Rodan and Hoover were the most blatantly victimized by far, and more derivative and uninteresting contemporary punk is directly attributable to their albums Rusty (QuarterStick/Touch and Go) and The Lurid Transversal of Route 7 (Dischord) than anything else. Both were short lived, but Hoover's thick chords and basement screams can be found etched on the eardrums of late-century punks across the country. Those same kids found Rodan's brand of majestic loud/quiet, King Crimson thunder much easier (and probably more fun) to play than Slint's. These were great bands, but they spawned an almost unbelievable amount of lousy rock, especially Hoover.
So it seemed like something of a historical inevitability that guitarist Jeff Mueller (ex-Rodan) and guitarist/trumpeter Fred Erskine (ex-Hoover) would find themselves in a band together by 1995. Calling themselves June of '44, after letters Henry Miller wrote to his wife, they were joined by drummer Doug Scharin (ex-Codeine) and Sean Meadows (ex-Lungfish). They are their era's Blind Faith, a band with a heritage so weighty there was no possible way they could be more than the sum of their parts.

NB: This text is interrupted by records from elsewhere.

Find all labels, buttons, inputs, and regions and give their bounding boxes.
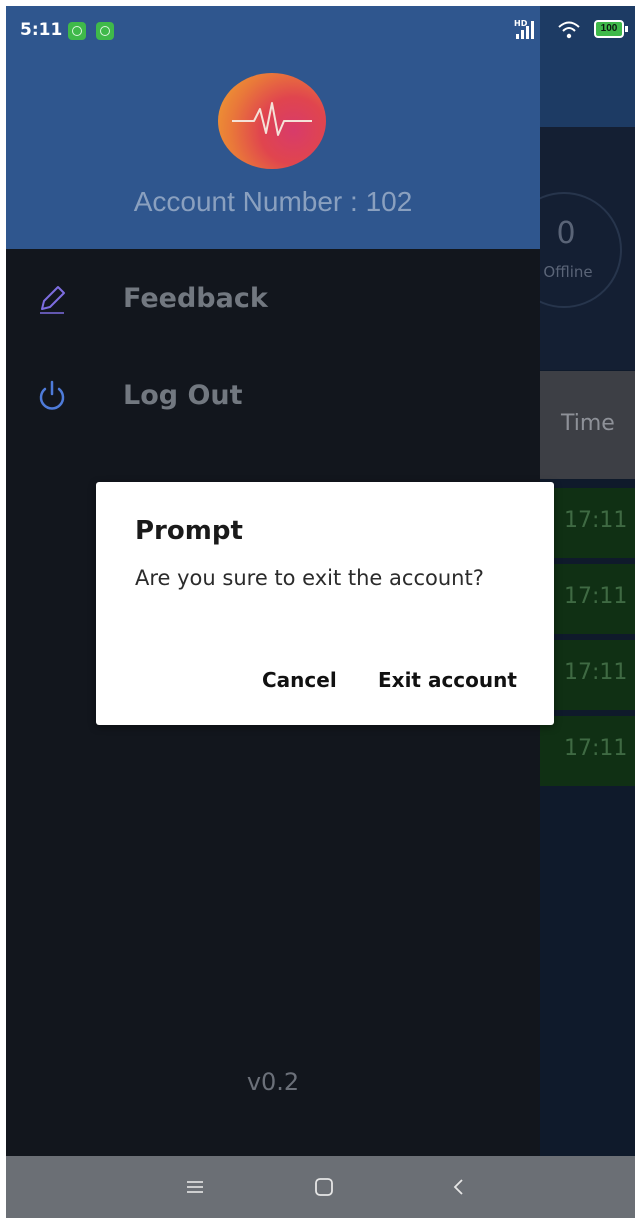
status-time: 5:11	[20, 20, 63, 40]
dialog-message: Are you sure to exit the account?	[135, 566, 484, 590]
notification-app-icon	[68, 22, 86, 40]
table-row[interactable]: 17:11	[540, 488, 635, 558]
back-icon[interactable]	[446, 1174, 472, 1200]
table-row[interactable]: 17:11	[540, 564, 635, 634]
signal-icon: HD	[514, 18, 540, 44]
status-bar: 5:11 HD 100	[6, 6, 635, 54]
exit-account-button[interactable]: Exit account	[378, 668, 517, 692]
network-type-label: HD	[514, 19, 528, 28]
power-icon	[34, 378, 70, 414]
notification-app-icon	[96, 22, 114, 40]
system-nav-bar	[6, 1156, 635, 1218]
screen: 0 Offline Time 17:11 17:11 17:11 17:11 A…	[6, 6, 635, 1218]
time-column-header: Time	[561, 411, 615, 436]
menu-item-logout[interactable]: Log Out	[6, 360, 540, 430]
exit-confirmation-dialog: Prompt Are you sure to exit the account?…	[96, 482, 554, 725]
menu-item-label: Log Out	[123, 380, 243, 411]
menu-item-feedback[interactable]: Feedback	[6, 263, 540, 333]
menu-item-label: Feedback	[123, 283, 268, 314]
table-row[interactable]: 17:11	[540, 716, 635, 786]
offline-label: Offline	[543, 263, 593, 281]
wifi-icon	[556, 18, 582, 44]
dialog-title: Prompt	[135, 516, 243, 546]
pencil-icon	[34, 281, 70, 317]
offline-count: 0	[556, 216, 576, 251]
cancel-button[interactable]: Cancel	[262, 668, 337, 692]
menu-icon[interactable]	[182, 1174, 208, 1200]
app-body	[540, 806, 635, 1156]
home-icon[interactable]	[311, 1174, 337, 1200]
table-row[interactable]: 17:11	[540, 640, 635, 710]
account-number: Account Number : 102	[133, 186, 413, 217]
app-version: v0.2	[246, 1068, 300, 1096]
battery-icon: 100	[594, 20, 628, 38]
heartbeat-logo-icon	[218, 73, 326, 169]
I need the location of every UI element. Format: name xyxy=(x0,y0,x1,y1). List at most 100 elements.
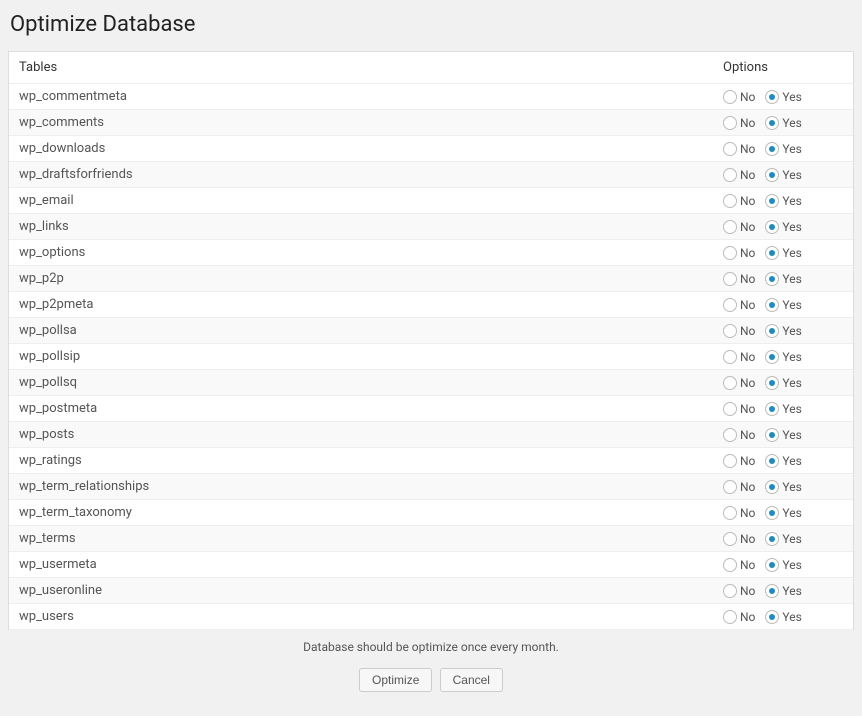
radio-group: NoYes xyxy=(723,610,843,624)
radio-no-label: No xyxy=(740,402,755,416)
radio-no[interactable] xyxy=(723,610,737,624)
radio-option-yes: Yes xyxy=(765,350,807,364)
radio-option-yes: Yes xyxy=(765,402,807,416)
table-name: wp_comments xyxy=(19,115,723,130)
radio-no[interactable] xyxy=(723,324,737,338)
optimize-button[interactable]: Optimize xyxy=(359,668,432,692)
radio-group: No Yes xyxy=(723,506,843,520)
radio-yes[interactable] xyxy=(765,194,779,208)
radio-yes[interactable] xyxy=(765,168,779,182)
radio-option-no: No xyxy=(723,454,761,468)
radio-option-no: No xyxy=(723,168,761,182)
radio-option-yes: Yes xyxy=(765,168,807,182)
radio-yes[interactable] xyxy=(765,532,779,546)
radio-yes-label: Yes xyxy=(782,506,801,520)
radio-group: NoYes xyxy=(723,246,843,260)
table-row: wp_p2pNoYes xyxy=(9,266,853,292)
radio-no[interactable] xyxy=(723,350,737,364)
radio-no[interactable] xyxy=(723,220,737,234)
radio-no[interactable] xyxy=(723,168,737,182)
radio-yes-label: Yes xyxy=(782,558,801,572)
radio-option-yes: Yes xyxy=(765,116,807,130)
radio-no-label: No xyxy=(740,506,755,520)
radio-yes-label: Yes xyxy=(782,454,801,468)
radio-yes[interactable] xyxy=(765,220,779,234)
radio-option-yes: Yes xyxy=(765,506,807,520)
radio-yes[interactable] xyxy=(765,402,779,416)
radio-group: No Yes xyxy=(723,194,843,208)
radio-no-label: No xyxy=(740,116,755,130)
optimize-table: Tables Options wp_commentmetaNoYeswp_com… xyxy=(8,51,854,630)
radio-no[interactable] xyxy=(723,402,737,416)
radio-no[interactable] xyxy=(723,298,737,312)
table-row: wp_usersNoYes xyxy=(9,604,853,630)
radio-yes[interactable] xyxy=(765,90,779,104)
table-row: wp_downloadsNoYes xyxy=(9,136,853,162)
radio-option-no: No xyxy=(723,116,761,130)
radio-no-label: No xyxy=(740,194,755,208)
radio-yes[interactable] xyxy=(765,428,779,442)
cancel-button[interactable]: Cancel xyxy=(440,668,503,692)
radio-yes[interactable] xyxy=(765,454,779,468)
table-row: wp_emailNoYes xyxy=(9,188,853,214)
radio-yes[interactable] xyxy=(765,298,779,312)
radio-no[interactable] xyxy=(723,194,737,208)
table-row: wp_term_relationshipsNoYes xyxy=(9,474,853,500)
radio-yes-label: Yes xyxy=(782,168,801,182)
radio-option-no: No xyxy=(723,376,761,390)
radio-option-no: No xyxy=(723,324,761,338)
table-name: wp_pollsq xyxy=(19,375,723,390)
radio-yes[interactable] xyxy=(765,584,779,598)
radio-no[interactable] xyxy=(723,480,737,494)
radio-yes[interactable] xyxy=(765,610,779,624)
radio-yes[interactable] xyxy=(765,142,779,156)
radio-no-label: No xyxy=(740,350,755,364)
radio-no[interactable] xyxy=(723,116,737,130)
table-name: wp_posts xyxy=(19,427,723,442)
radio-option-no: No xyxy=(723,532,761,546)
radio-no[interactable] xyxy=(723,90,737,104)
radio-no-label: No xyxy=(740,90,755,104)
radio-option-no: No xyxy=(723,142,761,156)
radio-no[interactable] xyxy=(723,376,737,390)
radio-yes[interactable] xyxy=(765,376,779,390)
radio-yes[interactable] xyxy=(765,246,779,260)
radio-yes[interactable] xyxy=(765,272,779,286)
radio-group: NoYes xyxy=(723,324,843,338)
radio-yes[interactable] xyxy=(765,116,779,130)
radio-no[interactable] xyxy=(723,532,737,546)
radio-no-label: No xyxy=(740,480,755,494)
footer-note: Database should be optimize once every m… xyxy=(8,630,854,662)
radio-yes[interactable] xyxy=(765,558,779,572)
radio-no[interactable] xyxy=(723,272,737,286)
radio-yes[interactable] xyxy=(765,480,779,494)
radio-no-label: No xyxy=(740,324,755,338)
table-name: wp_pollsip xyxy=(19,349,723,364)
table-name: wp_links xyxy=(19,219,723,234)
radio-no-label: No xyxy=(740,454,755,468)
radio-yes-label: Yes xyxy=(782,142,801,156)
radio-group: No Yes xyxy=(723,142,843,156)
page-title: Optimize Database xyxy=(10,12,854,37)
radio-no[interactable] xyxy=(723,584,737,598)
table-name: wp_draftsforfriends xyxy=(19,167,723,182)
radio-option-no: No xyxy=(723,506,761,520)
radio-no[interactable] xyxy=(723,142,737,156)
header-tables: Tables xyxy=(19,60,723,75)
radio-yes[interactable] xyxy=(765,506,779,520)
radio-option-yes: Yes xyxy=(765,142,807,156)
radio-option-no: No xyxy=(723,298,761,312)
radio-yes[interactable] xyxy=(765,324,779,338)
radio-option-no: No xyxy=(723,246,761,260)
radio-option-yes: Yes xyxy=(765,532,807,546)
radio-option-yes: Yes xyxy=(765,584,807,598)
radio-no[interactable] xyxy=(723,246,737,260)
radio-no[interactable] xyxy=(723,428,737,442)
radio-no[interactable] xyxy=(723,558,737,572)
radio-no[interactable] xyxy=(723,506,737,520)
radio-no[interactable] xyxy=(723,454,737,468)
radio-yes-label: Yes xyxy=(782,194,801,208)
radio-option-no: No xyxy=(723,90,761,104)
radio-yes[interactable] xyxy=(765,350,779,364)
table-name: wp_commentmeta xyxy=(19,89,723,104)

And for the most part, they aren't. To their lasting credit, they resisted the urge to simply rehash their past, trading in a youthful urgency and raw power for more studied composition and structure. In a world of Hoover/Rodan tribute bands, June of '44 ignored the easy road. While all of June's albums are deftly played and occasionally energetic and rewarding, their more relaxed, streamlined vibe can be, well, mighty dull.
The group's newest collections, Anahata (QuarterStick/Touch and Go) and the EP June of '44 (Konkurrent/Touch and Go), accentuate both its strengths and weaknesses. Anahata integrates keyboards, strings, and vibes into songs both choppier and more measured than previous efforts. The playing is uniformly excellent (Scharin is one of rock's best unknown drummers), but not in the service of any particularly dynamic ideas. Earlier June of '44 records could at least be counted on to deliver a precise whump, but Anahata breaks the juggernauts into tiny pieces. The rhythmic dexterity of "Equators to Bipolar" shows flashes of what June is capable of, and "Cardiac Atlas" drums up an impressively frothy head of free-floating menace. Even the more "experimental" passages, which usually mean more spacious, dubbier structures, and seemingly random trumpet insertions, are poor substitutes for an honest roar. June of '44 builds too much space into Anahata, and the album ends up moving slower than an American League ball game.
But the EP In the Fishtank shows that there's still a great rock band somewhere in June of '44. The EP will be released in October by Konkurrent, a Dutch label that invites touring bands to lay down a quick set of songs in their studio, not unlike BBC DJ John Peel's sessions in England. In that setting, June delivers a disc as good as or better than any it has ever released. "Modern Hereditary Dance" and "Every Free Day Is a Good Day" bring the noise with an energy their studio albums need desperately. Of course, a career full of dynamic innovation is a lot to ask of any musicians, and the guys in June of '44 have certainly done their share. Hopefully, the Konkurrent sessions are a sign that June has finally gotten the balance right.